Los años de instrucción aseguraban que todo soldado supiera cuál era su obligación y el trabajo se llevó a cabo con una eficiencia que complació a Vespasiano cuando se dirigió hasta allí a caballo para comprobar qué tal marchaba el trabajo. Pero estaba absorto y preocupado. Sus pensamientos volvían otra vez más a la reunión de oficiales superiores a la que había asistido el día anterior. Estuvieron presentes todos los comandantes de la legión, así como su hermano Sabino, que entonces hacía de jefe del Estado Mayor de Plautio.

Aulo Plautio había elogiado sus logros y anunciado que los exploradores del ejército informaban de que no había un contingente significativo de soldados enemigos en muchos kilómetros al frente. Los britanos se habían llevado una paliza y se habían retirado mucho más allá del Támesis. Vespasiano había argumentado que tenían que perseguir y destruir al enemigo antes de que Carataco tuviera la oportunidad de reagruparse y reforzar su ejército con aquellas tribus que apenas empezaban a darse cuenta del peligro que representaban las legiones situadas en el extremo sur de la isla. Cualquier retraso en el avance romano tan sólo podía beneficiar a los nativos. Aunque los romanos se las habían ingeniado para cosechar los campos por los que habían pasado durante las primeras semanas de la campaña, los britanos se habían dado cuenta rápidamente de la necesidad de negarle al enemigo los frutos de la tierra. La vanguardia del ejército romano avanzaba sobre los restos humeantes de campos de trigo y almacenes de grano y las legiones dependían por completo del depósito de Rutupiae, desde el cual los largos convoyes de suministros formados por carros tirados por bueyes avanzaban hacia las legiones con su carga. Cuando las condiciones lo permitían, las provisiones se trasladaban en barco a lo largo de la costa en los transportes de bajo calado escoltados por los barcos de guerra de la flota del canal. Si los britanos se aprovechaban de su mayor capacidad de maniobra y concentraran sus ataques sobre aquellas líneas de suministro, el avance romano hacia el interior se demoraría seriamente. Era preferible atacar a los britanos entonces, cuando todavía no se habían recuperado de sus derrotas en el Medway y el Támesis.

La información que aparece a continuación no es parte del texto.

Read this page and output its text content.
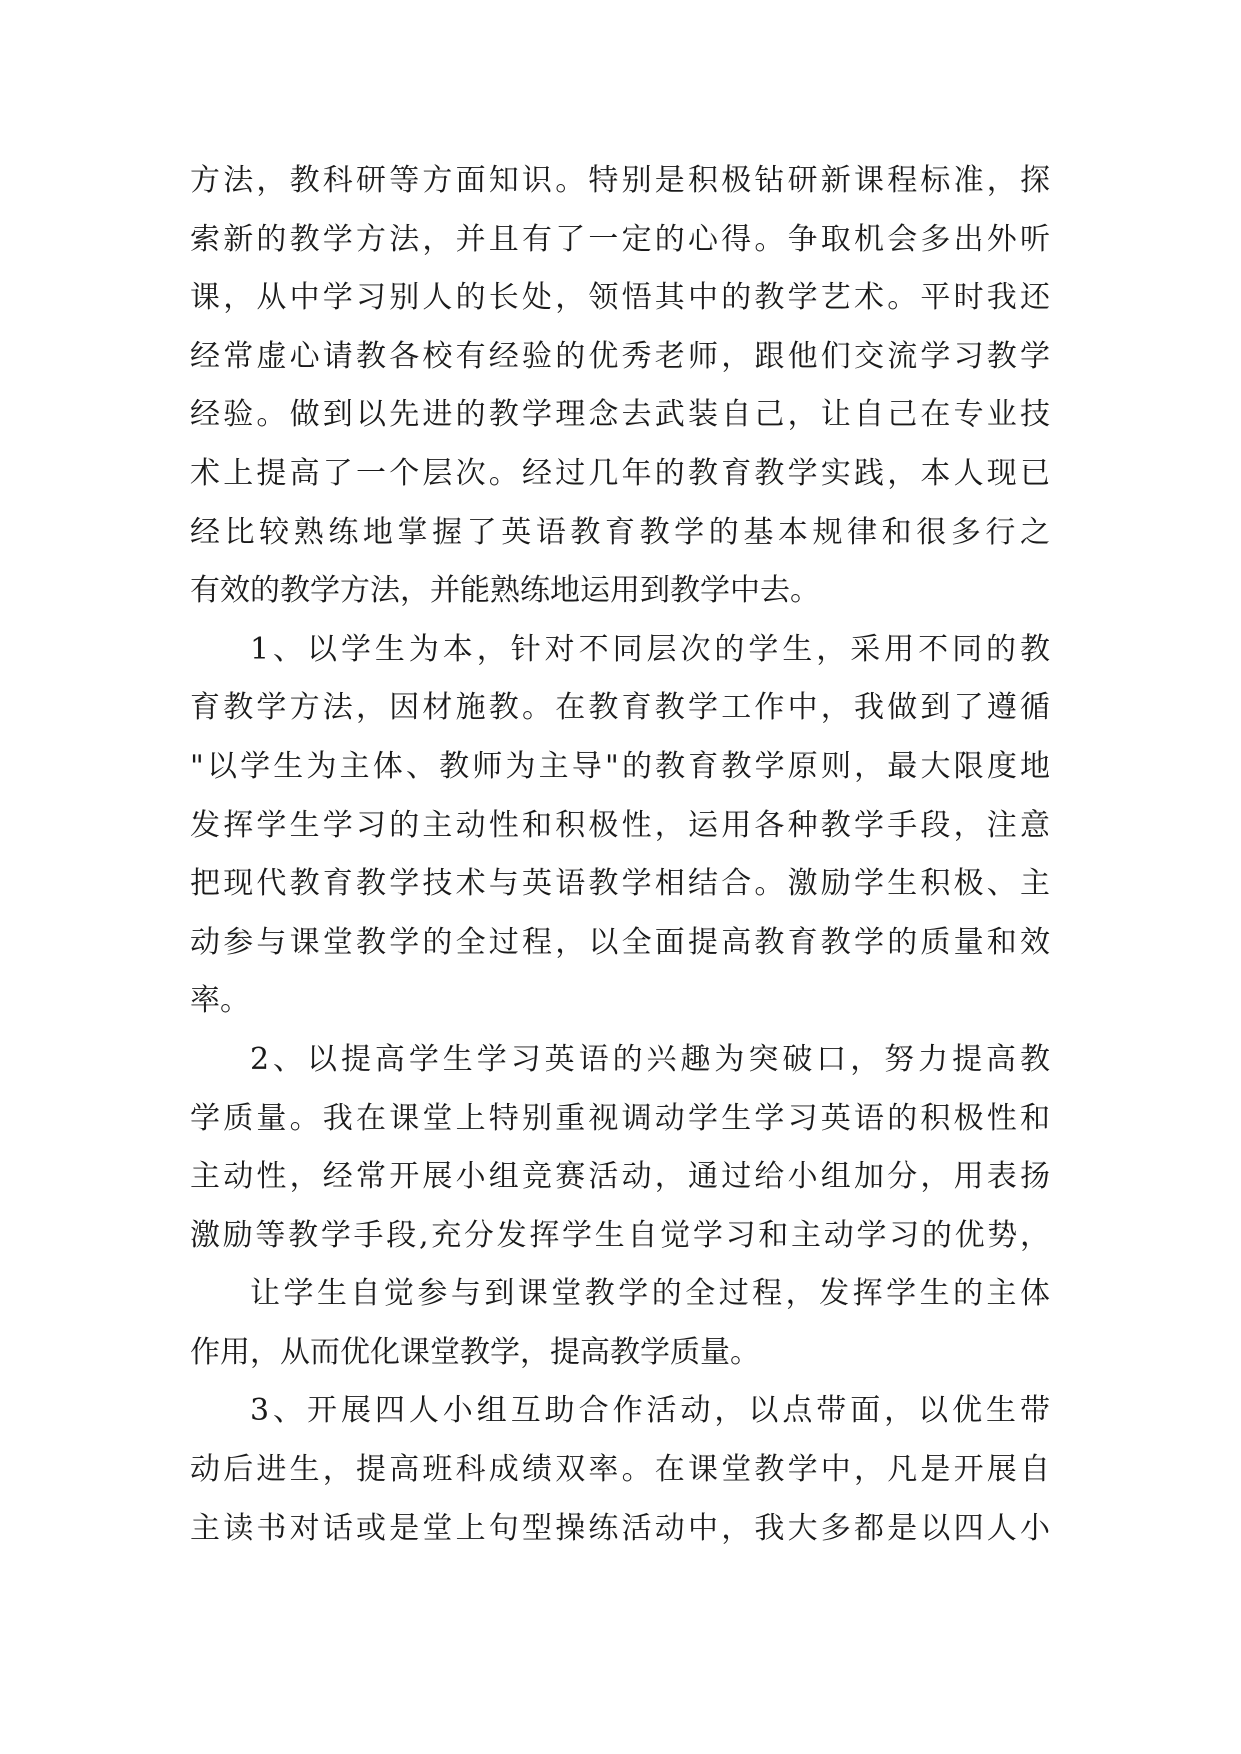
方法，教科研等方面知识。特别是积极钻研新课程标准，探
索新的教学方法，并且有了一定的心得。争取机会多出外听
课，从中学习别人的长处，领悟其中的教学艺术。平时我还
经常虚心请教各校有经验的优秀老师，跟他们交流学习教学
经验。做到以先进的教学理念去武装自己，让自己在专业技
术上提高了一个层次。经过几年的教育教学实践，本人现已
经比较熟练地掌握了英语教育教学的基本规律和很多行之
有效的教学方法，并能熟练地运用到教学中去。
1、以学生为本，针对不同层次的学生，采用不同的教
育教学方法，因材施教。在教育教学工作中，我做到了遵循
"以学生为主体、教师为主导"的教育教学原则，最大限度地
发挥学生学习的主动性和积极性，运用各种教学手段，注意
把现代教育教学技术与英语教学相结合。激励学生积极、主
动参与课堂教学的全过程，以全面提高教育教学的质量和效
率。
2、以提高学生学习英语的兴趣为突破口，努力提高教
学质量。我在课堂上特别重视调动学生学习英语的积极性和
主动性，经常开展小组竞赛活动，通过给小组加分，用表扬
激励等教学手段,充分发挥学生自觉学习和主动学习的优势，
让学生自觉参与到课堂教学的全过程，发挥学生的主体
作用，从而优化课堂教学，提高教学质量。
3、开展四人小组互助合作活动，以点带面，以优生带
动后进生，提高班科成绩双率。在课堂教学中，凡是开展自
主读书对话或是堂上句型操练活动中，我大多都是以四人小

El general había asentido ante los argumentos de Vespasiano, pero eso no le hizo cambiar su estricta observancia de las instrucciones que había recibido de Narciso, el primer secretario del emperador Claudio.

– Estoy de acuerdo con todo lo que dices, Vespasiano. Con todo. Créeme, si existiera alguna ambigüedad en las órdenes, me aprovecharía de esas lagunas. Pero Narciso es completamente preciso: en el momento en que hayamos asegurado una cabeza de puente en la otra orilla del Támesis, tenemos que detenernos y esperar a que el emperador llegue y se ponga personalmente al mando de la última fase de esta campaña. Cuando hayamos tomado Camuloduno, Claudio y su séquito se irán a casa, y nosotros consolidaremos lo que tengamos y nos prepararemos para la campaña del año que viene. Aún pasarán unos cuantos años antes de que la isla esté dominada. Pero debemos asegurarnos de que somos lo bastante fuertes para enfrentarnos a Carataco. Le hemos vencido antes, podemos volver a hacerlo.